What types of data are classified as ePHI?

ePHI covers any electronic information that identifies a patient and relates to health status, care, or payment. That includes EHR content and metadata, digital images, portal messages, emails and e-faxes, telehealth transcripts, e-prescriptions and referrals, billing and claims files, device and network identifiers when linked to a person, and wearable or home-monitoring data managed by your organization. Properly de-identified data under De-identification Standards is not ePHI.

How does HIPAA define electronic protected health information?

The HIPAA Privacy Rule considers ePHI to be individually identifiable health information created, received, transmitted, or maintained in electronic media by a covered entity or business associate, excluding certain education and employment records. The HIPAA Security Rule then requires administrative, physical, and technical safeguards to protect its confidentiality, integrity, and availability.

Are wearable device data considered ePHI?

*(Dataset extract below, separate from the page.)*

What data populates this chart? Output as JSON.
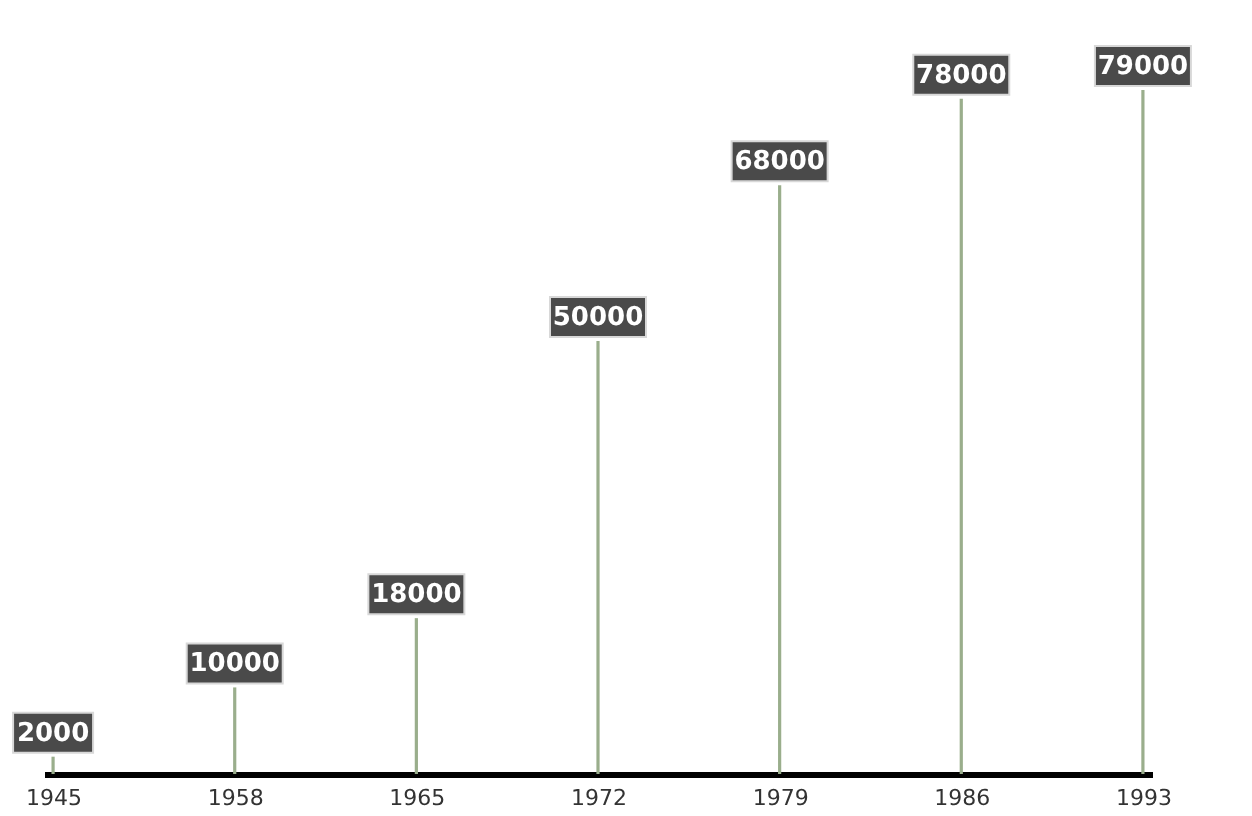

Yes, when a covered entity or business associate collects or uses the data for treatment, payment, or operations—such as remote patient monitoring feeds written into Electronic Health Record Systems. If data stays solely in a consumer app without involvement from a covered entity or its business associate, it generally is not PHI under HIPAA until it is shared into your clinical ecosystem.

How should healthcare providers secure ePHI?

Conduct a risk analysis, adopt policies for minimum-necessary use, and enforce role-based access with multi-factor authentication. Encrypt ePHI in transit and at rest, maintain audit logs and integrity controls, patch systems, back up and test recovery, and run incident response plans. Train your workforce, vet vendors, and document Business Associate Obligations to meet HIPAA Security Rule requirements.